Я быстро на ферме управилась, бегу домой, как чуяло сердце, только под навес заглянула — она уж готова — висит! Со всем управилась, курам дала, картошки нарубила, мукой пересыпала, так под ней и клюют.
Ох, уж тут я закричала!..
С ы н Е н и и В а с и л и я: … я без ума вскочил, думал, что с мамой случилось, не помню, как с сеновала спрыгнул.
Я хоть и ветеринар, но понимаю и в людях: веки приподнял — глаза не мертвые, ногти на пальцах не синие — надо откачивать, искусственное дыханье делать. Долго делал. Больше, по совести сказать, из-за своей мамы старался. Она как крикнула, так и остолбенела. Белая, белей стены. Я оживляю, думаю, а вдруг что с мамой. Вижу, тетя Нюра будет жить, крикнул на маму: «Воды давай!» Не слышит. Я тогда выматерился: «Воды, говорю, что стоишь?!» И мама побежала за водой. Мне и не надо было воды, но чтоб с места маму стронуть.
А отец кинулся за машиной, в больницу тетю Нюру везти…
А я как раз в тот день в дом отдыха собиралась — вдруг телеграмма: «Выезжай Нюра больна». Ясно, когда такие телеграммы дают. Купила билет в другую сторону, поехала. Ну, думаю, в живых не застать. Я когда раньше приезжала, видела, что у нее жизнь не пошла. Легко ли, при детях, и не с ними. Приехала, вхожу — жива!

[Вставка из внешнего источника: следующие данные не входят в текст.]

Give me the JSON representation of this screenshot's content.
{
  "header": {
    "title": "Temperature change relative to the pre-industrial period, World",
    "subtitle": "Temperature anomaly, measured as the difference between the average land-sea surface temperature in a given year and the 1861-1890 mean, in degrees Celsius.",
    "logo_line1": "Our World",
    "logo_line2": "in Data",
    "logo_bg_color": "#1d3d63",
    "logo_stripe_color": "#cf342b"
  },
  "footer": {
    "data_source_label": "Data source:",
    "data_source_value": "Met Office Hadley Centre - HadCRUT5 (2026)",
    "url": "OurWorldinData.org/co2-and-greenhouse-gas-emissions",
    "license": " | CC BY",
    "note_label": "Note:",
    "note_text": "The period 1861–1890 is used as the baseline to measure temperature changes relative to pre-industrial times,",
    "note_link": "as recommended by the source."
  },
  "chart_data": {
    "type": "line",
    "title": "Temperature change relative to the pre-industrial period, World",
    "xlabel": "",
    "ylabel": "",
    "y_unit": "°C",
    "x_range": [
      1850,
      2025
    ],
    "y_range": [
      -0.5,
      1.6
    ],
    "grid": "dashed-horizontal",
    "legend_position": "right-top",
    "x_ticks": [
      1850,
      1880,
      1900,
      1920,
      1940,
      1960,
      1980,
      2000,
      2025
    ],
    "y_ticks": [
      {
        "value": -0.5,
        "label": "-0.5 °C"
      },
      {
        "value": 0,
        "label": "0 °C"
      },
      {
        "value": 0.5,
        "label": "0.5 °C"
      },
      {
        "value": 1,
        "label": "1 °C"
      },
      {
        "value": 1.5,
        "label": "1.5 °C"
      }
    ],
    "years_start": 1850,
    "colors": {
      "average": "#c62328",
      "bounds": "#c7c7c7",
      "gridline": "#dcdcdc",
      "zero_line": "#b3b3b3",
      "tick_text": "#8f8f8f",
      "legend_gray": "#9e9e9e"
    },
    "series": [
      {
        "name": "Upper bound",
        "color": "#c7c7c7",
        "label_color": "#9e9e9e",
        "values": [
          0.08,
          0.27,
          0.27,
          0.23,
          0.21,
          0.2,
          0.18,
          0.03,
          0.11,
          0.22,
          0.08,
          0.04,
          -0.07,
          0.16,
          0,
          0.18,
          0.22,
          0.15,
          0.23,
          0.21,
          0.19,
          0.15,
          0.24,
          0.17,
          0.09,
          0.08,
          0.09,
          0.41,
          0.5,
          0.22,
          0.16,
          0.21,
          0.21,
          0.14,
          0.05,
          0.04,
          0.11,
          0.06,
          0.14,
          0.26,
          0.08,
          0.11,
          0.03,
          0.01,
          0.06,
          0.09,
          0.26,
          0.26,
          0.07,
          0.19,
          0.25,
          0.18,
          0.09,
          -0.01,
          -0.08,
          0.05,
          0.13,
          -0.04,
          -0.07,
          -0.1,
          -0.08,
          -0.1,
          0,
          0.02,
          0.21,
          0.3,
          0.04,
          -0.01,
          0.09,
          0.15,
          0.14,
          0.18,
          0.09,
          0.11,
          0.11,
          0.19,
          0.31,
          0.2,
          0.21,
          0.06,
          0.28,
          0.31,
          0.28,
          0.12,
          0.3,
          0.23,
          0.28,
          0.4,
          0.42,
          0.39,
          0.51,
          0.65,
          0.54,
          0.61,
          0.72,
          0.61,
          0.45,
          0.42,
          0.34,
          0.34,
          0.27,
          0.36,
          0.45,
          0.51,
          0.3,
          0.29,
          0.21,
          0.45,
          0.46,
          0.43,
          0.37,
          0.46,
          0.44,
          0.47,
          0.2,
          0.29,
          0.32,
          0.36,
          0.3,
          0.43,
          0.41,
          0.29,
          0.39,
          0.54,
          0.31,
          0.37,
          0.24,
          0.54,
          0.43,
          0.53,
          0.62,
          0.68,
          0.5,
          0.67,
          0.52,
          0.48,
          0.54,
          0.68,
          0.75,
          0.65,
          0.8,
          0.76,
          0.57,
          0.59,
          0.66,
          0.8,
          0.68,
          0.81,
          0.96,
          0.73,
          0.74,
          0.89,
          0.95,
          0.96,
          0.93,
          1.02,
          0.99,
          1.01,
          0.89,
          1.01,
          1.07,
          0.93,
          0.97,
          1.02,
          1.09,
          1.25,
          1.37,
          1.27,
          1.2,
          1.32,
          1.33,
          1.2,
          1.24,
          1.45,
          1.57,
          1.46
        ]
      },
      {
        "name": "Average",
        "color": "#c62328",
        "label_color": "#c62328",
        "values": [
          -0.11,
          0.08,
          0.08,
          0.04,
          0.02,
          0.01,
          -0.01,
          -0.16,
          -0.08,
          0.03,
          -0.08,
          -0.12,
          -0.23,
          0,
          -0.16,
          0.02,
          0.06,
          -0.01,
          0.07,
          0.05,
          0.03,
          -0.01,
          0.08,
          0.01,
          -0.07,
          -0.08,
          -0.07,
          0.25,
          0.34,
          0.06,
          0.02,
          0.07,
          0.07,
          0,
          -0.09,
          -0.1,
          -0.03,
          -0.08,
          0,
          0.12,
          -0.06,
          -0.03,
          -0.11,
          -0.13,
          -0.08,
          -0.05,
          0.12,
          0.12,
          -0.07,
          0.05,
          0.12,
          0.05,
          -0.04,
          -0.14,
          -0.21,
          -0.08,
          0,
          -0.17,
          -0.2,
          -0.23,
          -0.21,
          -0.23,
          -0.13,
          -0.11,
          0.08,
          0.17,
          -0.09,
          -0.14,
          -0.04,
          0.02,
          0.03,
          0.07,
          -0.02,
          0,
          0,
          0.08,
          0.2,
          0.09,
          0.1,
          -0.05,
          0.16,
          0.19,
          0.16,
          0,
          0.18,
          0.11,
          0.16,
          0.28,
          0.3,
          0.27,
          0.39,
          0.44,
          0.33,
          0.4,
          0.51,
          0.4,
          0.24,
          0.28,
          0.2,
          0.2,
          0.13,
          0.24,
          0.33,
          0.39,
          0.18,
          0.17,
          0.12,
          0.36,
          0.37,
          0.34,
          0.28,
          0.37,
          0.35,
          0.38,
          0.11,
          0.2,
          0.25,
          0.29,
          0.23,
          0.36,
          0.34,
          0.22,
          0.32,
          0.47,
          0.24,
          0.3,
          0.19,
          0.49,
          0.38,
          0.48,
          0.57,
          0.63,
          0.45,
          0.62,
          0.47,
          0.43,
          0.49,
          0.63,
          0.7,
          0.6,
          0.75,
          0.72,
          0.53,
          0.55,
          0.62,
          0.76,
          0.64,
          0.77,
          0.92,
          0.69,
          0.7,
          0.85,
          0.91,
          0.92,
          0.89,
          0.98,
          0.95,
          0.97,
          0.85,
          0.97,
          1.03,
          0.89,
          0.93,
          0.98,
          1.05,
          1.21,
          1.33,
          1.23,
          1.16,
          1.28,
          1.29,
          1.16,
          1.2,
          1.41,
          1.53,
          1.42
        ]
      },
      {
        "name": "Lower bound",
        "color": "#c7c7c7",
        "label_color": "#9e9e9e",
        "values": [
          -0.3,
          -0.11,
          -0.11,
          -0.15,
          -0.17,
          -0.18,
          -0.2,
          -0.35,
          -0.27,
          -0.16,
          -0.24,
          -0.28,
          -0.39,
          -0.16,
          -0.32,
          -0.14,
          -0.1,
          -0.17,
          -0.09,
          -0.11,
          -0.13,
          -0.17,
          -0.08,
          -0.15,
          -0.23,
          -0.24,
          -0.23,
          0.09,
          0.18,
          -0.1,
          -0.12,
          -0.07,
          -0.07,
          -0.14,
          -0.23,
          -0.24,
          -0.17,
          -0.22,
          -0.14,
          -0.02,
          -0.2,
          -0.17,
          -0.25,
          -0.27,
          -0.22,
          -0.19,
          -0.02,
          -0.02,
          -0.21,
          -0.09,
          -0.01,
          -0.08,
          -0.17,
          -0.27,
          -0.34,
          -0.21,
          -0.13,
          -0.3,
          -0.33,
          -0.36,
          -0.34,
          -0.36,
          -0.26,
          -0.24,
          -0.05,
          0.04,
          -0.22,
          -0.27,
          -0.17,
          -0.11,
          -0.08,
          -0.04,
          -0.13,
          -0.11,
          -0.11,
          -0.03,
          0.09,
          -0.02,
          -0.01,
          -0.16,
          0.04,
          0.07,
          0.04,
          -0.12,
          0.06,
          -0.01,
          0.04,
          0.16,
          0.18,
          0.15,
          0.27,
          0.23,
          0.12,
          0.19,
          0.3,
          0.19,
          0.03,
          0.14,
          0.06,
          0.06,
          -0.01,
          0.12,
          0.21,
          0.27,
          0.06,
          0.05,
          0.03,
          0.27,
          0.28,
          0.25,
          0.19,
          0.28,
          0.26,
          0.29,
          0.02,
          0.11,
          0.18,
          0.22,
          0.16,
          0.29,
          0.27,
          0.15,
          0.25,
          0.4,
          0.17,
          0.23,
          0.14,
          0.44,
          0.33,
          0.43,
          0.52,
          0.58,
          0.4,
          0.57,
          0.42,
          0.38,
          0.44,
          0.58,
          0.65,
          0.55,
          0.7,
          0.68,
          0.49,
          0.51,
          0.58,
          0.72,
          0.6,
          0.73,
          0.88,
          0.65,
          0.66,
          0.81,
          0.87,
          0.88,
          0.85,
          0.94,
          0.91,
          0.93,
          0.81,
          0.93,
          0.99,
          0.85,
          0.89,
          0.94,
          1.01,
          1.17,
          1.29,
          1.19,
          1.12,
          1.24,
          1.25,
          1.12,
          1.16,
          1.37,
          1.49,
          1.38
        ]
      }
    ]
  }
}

Тогда Вася хотел в больницу везти, не захотела никуда ехать. Я около нее присела, ведь я и знать ничего не знала, и она не рассказывает. С ложечки куриным бульоном попоила, нет, гляжу, ни есть, ни жить не хочет. Одно говорит: «Подожди, Варя, не уезжай, похоронишь меня».
Я рассердилась на нее, что за настроение! Нет, думаю, повезу в больницу. «Зови, Вася, Геннадия!»
Вышла собраться в дорогу, и тут мне Еня веревку показывает:
— Вот, Варя, от чего болезнь нашей сестрички.
…Геннадий приехал, борт открыл. Нюру помог положить, медленно поехал, бережно. Я с Нюрой на сене в кузове. Дождь в тот день перестал, жаворонки названивают, овес созревает, мешается. Я внимание обращаю, говорю: «Погляди, Нюра, какая красота». Нет, и не смотрит, и разговаривать не хочет.
Дождались приема. Врач осмотрел (ему мы ничего не сказали: не милиционер). Он, может, и сам о чем догадался, но смолчал. Сказал: «Вы здоровы, только очень сильное нервное истощение. Покой нужен, хорошее питание и уход». Хотел на койку класть, но я посоветовалась с ним, решила обратно везти. Всяко, парень, и в больнице, а уход и покой и мы обеспечим. Все одно моя путевка в дом отдыха пропала, а питание сделаем лучше больничного: не война — еды хватает.
Обратно ехать, я ее в кабину с сыном посадила. О чем они говорили — не знаю, да, наверное, и не говорили. Только заметно — машина так и петляет, так и петляет, — видно, руки у него дрожат. Закурить папироску не смог на ходу, машину останавливал.